Fiddle Diddles, or Haystacks, Minus the Sugar-Induced Coma

– 1/2 cup Earth Balance Butter Substitute

– 1 cup or less Natural cane sugar (check out this site, this brand is both affordable and vegan, except for the honey products!)

– approx. 1/3 cup chopped dates

– 1/2 cup soy milk or some sorta nut milk (use unsweetened, there’s already enough sugar here)

– 6 tbsp cocoa powder

– 3 cups quick cooking rolled oats (not the instant ones)

– 1 cup medium shredded, unsweetened coconut

– pinch o’ salt

– 1tsp vanilla extract

Combine first four ingredients in a saucepan over medium heat to melt butter, and to soften the dates so that they can be stirred in.  Mash dates into mixture well.  The book says to bring it to a boil, but I don’t think it’s overly important, here, as long as everything’s melted and blended.

Add everything else, mix well, and drop small rounded spoonfuls onto a cookie sheet lined with waxed paper.  Cool, possibly in the fridge or freezer.  Should make around 40 cookies (I think I had thrity-something, wich isn’t too far off).

Also working out an awesome bread recipe, but that’s gonna have to wait.  It needs a little work.

Finally, we’ve come to my lunch today.  I had no school, so I had time to raid the fridge.  This isn’t the fanciest recipe in the world (like most of my fridge-raid hashes), but it sure did turn out good.  I don’t know what to call it, though.  It’s got some Thai influences, but isn’t really, truly Thai, or even necessarily Asian for that matter.  And if I call it a quesadilla, I’m afraid every person in Mexico may spontaneously shudder (what with the lack of cheese, or cheese substitute).  Anyway, whatever it is, it was mighty tasty, and filled with more coconut!  If you’re feeling special, toast the coconut first, along with some sesame seeds.

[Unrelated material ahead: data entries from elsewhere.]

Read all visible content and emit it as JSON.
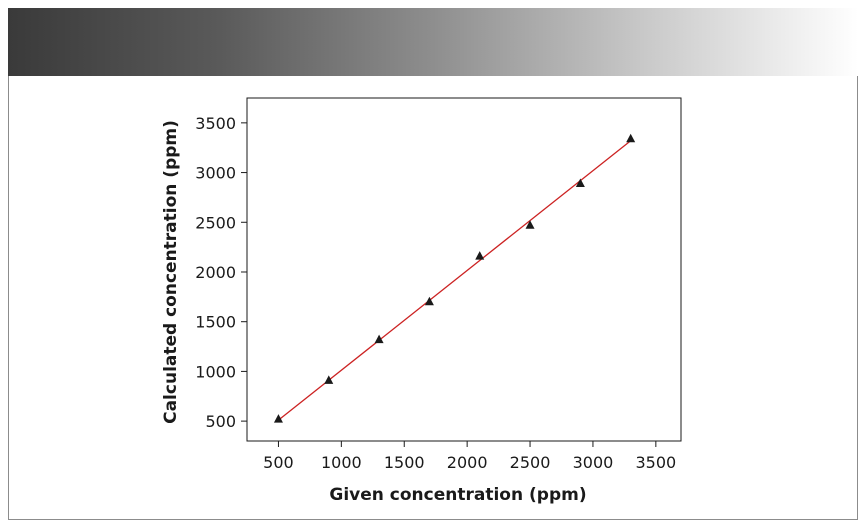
{
  "chart_data": {
    "type": "scatter",
    "title": "",
    "xlabel": "Given concentration (ppm)",
    "ylabel": "Calculated concentration (ppm)",
    "xlim": [
      250,
      3700
    ],
    "ylim": [
      300,
      3750
    ],
    "x_ticks": [
      500,
      1000,
      1500,
      2000,
      2500,
      3000,
      3500
    ],
    "y_ticks": [
      500,
      1000,
      1500,
      2000,
      2500,
      3000,
      3500
    ],
    "x_tick_labels": [
      "500",
      "1000",
      "1500",
      "2000",
      "2500",
      "3000",
      "3500"
    ],
    "y_tick_labels": [
      "500",
      "1000",
      "1500",
      "2000",
      "2500",
      "3000",
      "3500"
    ],
    "grid": false,
    "series": [
      {
        "marker": "triangle",
        "color": "#1a1a1a",
        "x": [
          500,
          900,
          1300,
          1700,
          2100,
          2500,
          2900,
          3300
        ],
        "y": [
          520,
          910,
          1320,
          1700,
          2160,
          2470,
          2890,
          3340
        ]
      }
    ],
    "fit_line": {
      "color": "#cc2222",
      "x": [
        500,
        3300
      ],
      "y": [
        510,
        3320
      ]
    }
  }
}
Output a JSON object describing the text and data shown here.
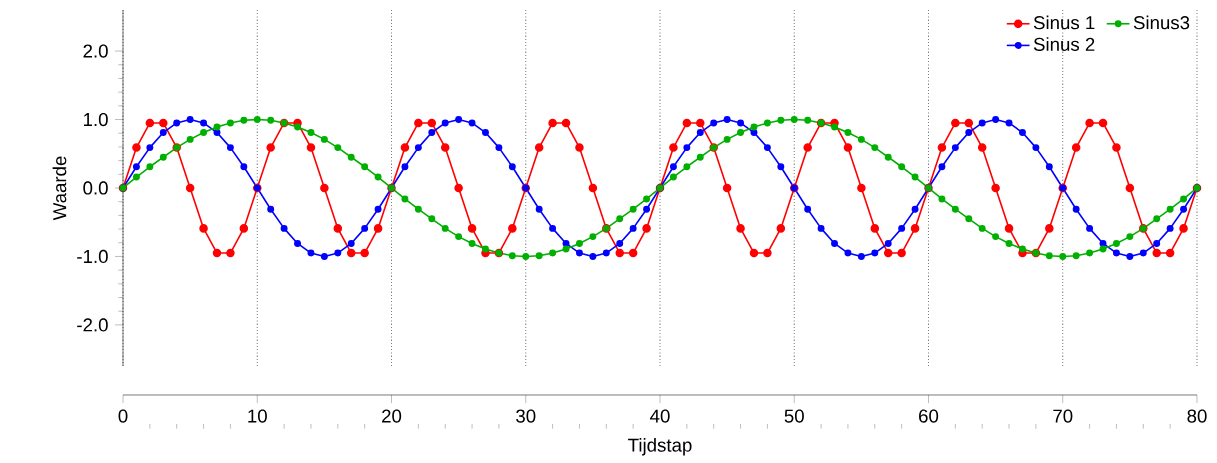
{
  "chart_data": {
    "type": "line",
    "xlabel": "Tijdstap",
    "ylabel": "Waarde",
    "x": [
      0,
      1,
      2,
      3,
      4,
      5,
      6,
      7,
      8,
      9,
      10,
      11,
      12,
      13,
      14,
      15,
      16,
      17,
      18,
      19,
      20,
      21,
      22,
      23,
      24,
      25,
      26,
      27,
      28,
      29,
      30,
      31,
      32,
      33,
      34,
      35,
      36,
      37,
      38,
      39,
      40,
      41,
      42,
      43,
      44,
      45,
      46,
      47,
      48,
      49,
      50,
      51,
      52,
      53,
      54,
      55,
      56,
      57,
      58,
      59,
      60,
      61,
      62,
      63,
      64,
      65,
      66,
      67,
      68,
      69,
      70,
      71,
      72,
      73,
      74,
      75,
      76,
      77,
      78,
      79,
      80
    ],
    "series": [
      {
        "name": "Sinus 1",
        "color": "#ff0000",
        "values": [
          0,
          0.59,
          0.95,
          0.95,
          0.59,
          0,
          -0.59,
          -0.95,
          -0.95,
          -0.59,
          0,
          0.59,
          0.95,
          0.95,
          0.59,
          0,
          -0.59,
          -0.95,
          -0.95,
          -0.59,
          0,
          0.59,
          0.95,
          0.95,
          0.59,
          0,
          -0.59,
          -0.95,
          -0.95,
          -0.59,
          0,
          0.59,
          0.95,
          0.95,
          0.59,
          0,
          -0.59,
          -0.95,
          -0.95,
          -0.59,
          0,
          0.59,
          0.95,
          0.95,
          0.59,
          0,
          -0.59,
          -0.95,
          -0.95,
          -0.59,
          0,
          0.59,
          0.95,
          0.95,
          0.59,
          0,
          -0.59,
          -0.95,
          -0.95,
          -0.59,
          0,
          0.59,
          0.95,
          0.95,
          0.59,
          0,
          -0.59,
          -0.95,
          -0.95,
          -0.59,
          0,
          0.59,
          0.95,
          0.95,
          0.59,
          0,
          -0.59,
          -0.95,
          -0.95,
          -0.59,
          0
        ]
      },
      {
        "name": "Sinus 2",
        "color": "#0000ff",
        "values": [
          0,
          0.31,
          0.59,
          0.81,
          0.95,
          1,
          0.95,
          0.81,
          0.59,
          0.31,
          0,
          -0.31,
          -0.59,
          -0.81,
          -0.95,
          -1,
          -0.95,
          -0.81,
          -0.59,
          -0.31,
          0,
          0.31,
          0.59,
          0.81,
          0.95,
          1,
          0.95,
          0.81,
          0.59,
          0.31,
          0,
          -0.31,
          -0.59,
          -0.81,
          -0.95,
          -1,
          -0.95,
          -0.81,
          -0.59,
          -0.31,
          0,
          0.31,
          0.59,
          0.81,
          0.95,
          1,
          0.95,
          0.81,
          0.59,
          0.31,
          0,
          -0.31,
          -0.59,
          -0.81,
          -0.95,
          -1,
          -0.95,
          -0.81,
          -0.59,
          -0.31,
          0,
          0.31,
          0.59,
          0.81,
          0.95,
          1,
          0.95,
          0.81,
          0.59,
          0.31,
          0,
          -0.31,
          -0.59,
          -0.81,
          -0.95,
          -1,
          -0.95,
          -0.81,
          -0.59,
          -0.31,
          0
        ]
      },
      {
        "name": "Sinus3",
        "color": "#00b000",
        "values": [
          0,
          0.16,
          0.31,
          0.45,
          0.59,
          0.71,
          0.81,
          0.89,
          0.95,
          0.99,
          1,
          0.99,
          0.95,
          0.89,
          0.81,
          0.71,
          0.59,
          0.45,
          0.31,
          0.16,
          0,
          -0.16,
          -0.31,
          -0.45,
          -0.59,
          -0.71,
          -0.81,
          -0.89,
          -0.95,
          -0.99,
          -1,
          -0.99,
          -0.95,
          -0.89,
          -0.81,
          -0.71,
          -0.59,
          -0.45,
          -0.31,
          -0.16,
          0,
          0.16,
          0.31,
          0.45,
          0.59,
          0.71,
          0.81,
          0.89,
          0.95,
          0.99,
          1,
          0.99,
          0.95,
          0.89,
          0.81,
          0.71,
          0.59,
          0.45,
          0.31,
          0.16,
          0,
          -0.16,
          -0.31,
          -0.45,
          -0.59,
          -0.71,
          -0.81,
          -0.89,
          -0.95,
          -0.99,
          -1,
          -0.99,
          -0.95,
          -0.89,
          -0.81,
          -0.71,
          -0.59,
          -0.45,
          -0.31,
          -0.16,
          0
        ]
      }
    ],
    "xlim": [
      0,
      80
    ],
    "xticks": [
      0,
      10,
      20,
      30,
      40,
      50,
      60,
      70,
      80
    ],
    "ylim": [
      -2.6,
      2.6
    ],
    "yticks": [
      {
        "value": -2,
        "label": "-2.0"
      },
      {
        "value": -1,
        "label": "-1.0"
      },
      {
        "value": 0,
        "label": "0.0"
      },
      {
        "value": 1,
        "label": "1.0"
      },
      {
        "value": 2,
        "label": "2.0"
      }
    ],
    "grid": "x",
    "legend": "top right",
    "marker": "circle",
    "line_style": "solid"
  }
}
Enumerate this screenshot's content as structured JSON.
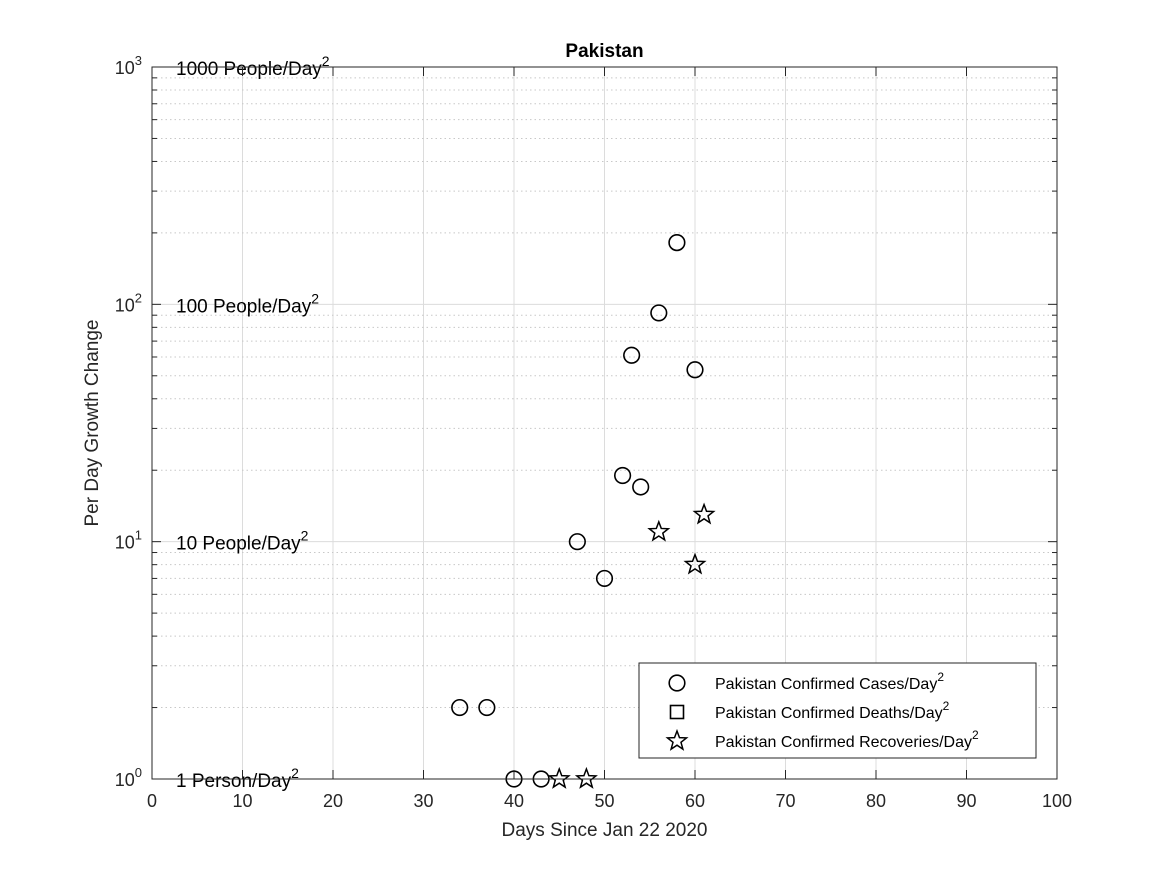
{
  "chart_data": {
    "type": "scatter",
    "title": "Pakistan",
    "xlabel": "Days Since Jan 22 2020",
    "ylabel": "Per Day Growth Change",
    "xlim": [
      0,
      100
    ],
    "ylim": [
      1,
      1000
    ],
    "yscale": "log",
    "xticks": [
      0,
      10,
      20,
      30,
      40,
      50,
      60,
      70,
      80,
      90,
      100
    ],
    "yticks": [
      {
        "value": 1,
        "base": "10",
        "exp": "0"
      },
      {
        "value": 10,
        "base": "10",
        "exp": "1"
      },
      {
        "value": 100,
        "base": "10",
        "exp": "2"
      },
      {
        "value": 1000,
        "base": "10",
        "exp": "3"
      }
    ],
    "grid": true,
    "annotations": [
      {
        "text": "1 Person/Day",
        "sup": "2",
        "y": 1
      },
      {
        "text": "10 People/Day",
        "sup": "2",
        "y": 10
      },
      {
        "text": "100 People/Day",
        "sup": "2",
        "y": 100
      },
      {
        "text": "1000 People/Day",
        "sup": "2",
        "y": 1000
      }
    ],
    "legend_position": "bottom-right",
    "series": [
      {
        "name": "Pakistan Confirmed Cases/Day",
        "name_sup": "2",
        "marker": "circle",
        "points": [
          [
            34,
            2
          ],
          [
            37,
            2
          ],
          [
            40,
            1
          ],
          [
            43,
            1
          ],
          [
            47,
            10
          ],
          [
            50,
            7
          ],
          [
            52,
            19
          ],
          [
            53,
            61
          ],
          [
            54,
            17
          ],
          [
            56,
            92
          ],
          [
            58,
            182
          ],
          [
            60,
            53
          ]
        ]
      },
      {
        "name": "Pakistan Confirmed Deaths/Day",
        "name_sup": "2",
        "marker": "square",
        "points": []
      },
      {
        "name": "Pakistan Confirmed Recoveries/Day",
        "name_sup": "2",
        "marker": "star",
        "points": [
          [
            45,
            1
          ],
          [
            48,
            1
          ],
          [
            56,
            11
          ],
          [
            60,
            8
          ],
          [
            61,
            13
          ]
        ]
      }
    ]
  }
}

Sesame-Coconut Quesadilla-like Thingy

Nikki’s Lunch Thing that’s Kinda Like a Coconut-Sesame Thai Quesadilla

Sorry, I’m going to make you use your best judgement for the quantities, here.

– a tortilla

– sauce ( large spoonful of tahini, some soy sauce, spritz of lime juice, a little rice wine vinegar, and freshly grated ginger, mixed together well.)

– about 1/5 block of extra firm tofu, crumbled

– soy sauce

– handful chopped fresh garlic chives

– grated carrot

– bean sprouts

– a little shredded, unsweetened coconut

(an epic view of the ingredients)

Epic Lunch

Spread sauce on tortilla (use extra for dipping later, if you like, but don’t overdo the sauce inside the tortilla, or you’ll have a mess).  Fry tofu crumbles in nonstick pan (or regular pan with a little oil) until they begin to turn golden, then add a little soy sauce to flavour and add colour.  Cook off soy sauce (should only take a few seconds), and add to one half of the tortilla shell.  Pile on top of that the rest of the ingredients.  Fold over other half of shell, and place on a tray in toaster oven, heating until just warmed and lightly crispy (about five min, I think).  Don’t over-cook, or the sprouts will be iffy, and you’ll burn the shell.  This can be done in a microwave, but results will be sub-par.  In fact, if you have no toaster oven, I recommend wrapping this up and cooking it in a frying pan briefly.  Otherwise, if you’ve folded it in half and toasted it, cut it into quarters before eating.